We're almost done. All we need to do now is attach the tube from the ballpoint pen to the toothbrush handle. With the motor off, we push the needle through the button hole opposite the one we glued the rotor to. Then we insert it into the tube and, turning the button by hand, choose the maximum distance at which we can fix the needle so that it can move without jamming. At maximum extension, the tip should stick out by around a centimetre. And there you have it: a DIY tattoo machine.
WATCH: Needles & Pins – DIY: Homemade Tattoos
It's time to test our machine, by inking something or someone. When doing tattoos in prison, Piereeno explains, inmates often use lampblack – a fine carbon made from charcoal or soot – mixed with urine, which is meant to be sterile as long as the person who produces it is healthy. We will not be using that. Instead, we turn to basic tattoo ink.

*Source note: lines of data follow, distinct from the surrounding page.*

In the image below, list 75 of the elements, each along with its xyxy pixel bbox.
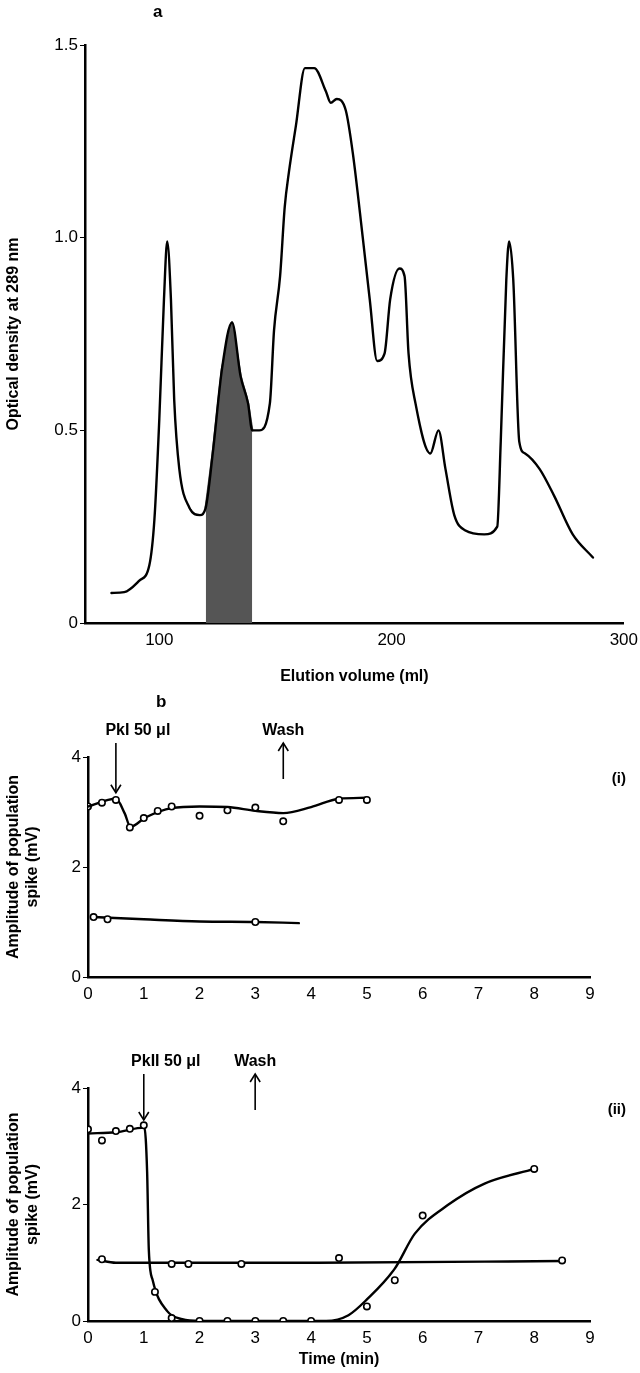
point: [558, 1256, 567, 1265]
point: [362, 1302, 371, 1311]
point: [125, 823, 134, 832]
point: [530, 1164, 539, 1173]
point: [111, 1127, 120, 1136]
point: [139, 814, 148, 823]
y-tick-label: 2: [71, 856, 81, 876]
x-tick-label: 100: [145, 629, 174, 649]
point: [184, 1259, 193, 1268]
point: [251, 803, 260, 812]
y-tick-label: 0: [71, 1310, 81, 1330]
y-axis-title: Amplitude of population spike (mV): [4, 1112, 41, 1297]
point: [237, 1259, 246, 1268]
y-tick-label: 4: [71, 746, 81, 766]
y-tick-label: 4: [71, 1077, 81, 1097]
point: [125, 1124, 134, 1133]
text: Wash: [262, 721, 305, 739]
y-axis-title: Amplitude of population spike (mV): [4, 775, 41, 959]
point: [111, 795, 120, 804]
x-tick-label: 6: [417, 983, 428, 1003]
line-series: [110, 66, 595, 595]
y-tick-label: 0.5: [54, 420, 78, 440]
point: [97, 1255, 106, 1264]
x-tick-label: 4: [306, 1327, 316, 1347]
x-tick-label: 3: [250, 1327, 261, 1347]
x-tick-label: 8: [529, 983, 539, 1003]
x-tick-label: 7: [473, 1327, 484, 1347]
y-tick-label: 2: [71, 1194, 81, 1214]
point: [153, 806, 162, 815]
point: [167, 1259, 176, 1268]
y-tick-label: 1.5: [54, 34, 78, 54]
x-tick-label: 3: [250, 983, 261, 1003]
x-tick-label: 1: [139, 1327, 149, 1347]
point: [139, 1121, 148, 1130]
chart-title: b: [156, 692, 167, 712]
point: [103, 915, 112, 924]
x-tick-label: 2: [194, 983, 205, 1003]
x-tick-label: 200: [377, 629, 406, 649]
x-tick-label: 2: [194, 1327, 205, 1347]
x-tick-label: 4: [306, 983, 316, 1003]
point: [362, 795, 371, 804]
y-tick-label: 0: [68, 612, 78, 632]
point: [390, 1276, 399, 1285]
point: [150, 1287, 159, 1296]
y-tick-label: 0: [71, 966, 81, 986]
y-axis-title: Optical density at 289 nm: [4, 237, 22, 431]
x-tick-label: 8: [529, 1327, 539, 1347]
y-tick-label: 1.0: [54, 227, 78, 247]
point: [418, 1211, 427, 1220]
x-tick-label: 9: [585, 1327, 595, 1347]
x-tick-label: 9: [585, 983, 595, 1003]
annotation: PkII 50 μl: [131, 1052, 201, 1070]
x-tick-label: 6: [417, 1327, 428, 1347]
x-tick-label: 5: [362, 983, 372, 1003]
x-tick-label: 1: [139, 983, 149, 1003]
annotation: PkI 50 μl: [105, 721, 171, 739]
chart-title: a: [153, 2, 163, 22]
point: [335, 1254, 343, 1263]
x-axis-title: Time (min): [298, 1349, 380, 1367]
x-tick-label: 7: [473, 983, 484, 1003]
text: Wash: [234, 1052, 277, 1070]
point: [167, 802, 176, 811]
text: (ii): [607, 1100, 626, 1118]
point: [167, 1314, 176, 1321]
point: [97, 798, 106, 807]
x-tick-label: 5: [362, 1327, 372, 1347]
point: [89, 913, 98, 922]
x-tick-label: 300: [609, 629, 639, 649]
text: (i): [611, 769, 626, 787]
point: [251, 918, 260, 926]
point: [279, 817, 288, 826]
point: [195, 811, 204, 820]
point: [335, 795, 343, 804]
x-axis-title: Elution volume (ml): [280, 666, 429, 684]
point: [97, 1136, 106, 1145]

As for our subjects, we decide on a banana and an orange. At this point, our instructor shares the fact that when he built his first machine, he tried to tattoo himself on his leg, only for the ink not to settle properly and for the battery to run out halfway through. He shows us his discoloured tattoo, which, on the plus side, at least proves that he really does know how to assemble a working tattoo machine, and that adding that battery switch wasn't an unnecessary luxury.
Piereeno tattoos his name on a banana, while one guy in our class draws the outline of a bottle and another doodles a rather detailed penis. Another participant, Allessandro, is an apprentice at Queequeg Tattoo Studio, one of the oldest studios in Italy. While scribbling on his banana, he explains to me in detail how any DIY machine is unlikely to be hygienic or precise.
Though following the workshop has definitely given me some sense of accomplishment, I don't think any of us will be using our new skills to ink our own skin any time soon. Doodling on pieces of fruit seems permanent enough, for now.
DISCLAIMER: Just because you can build a DIY machine and tattoo yourself, doesn't mean you should. In fact, it's basically always a bad idea. But if you are going to do it, please make sure your needle has been sterilised: you don't want to lose an arm because of an objectively terrible weed leaf tattoo.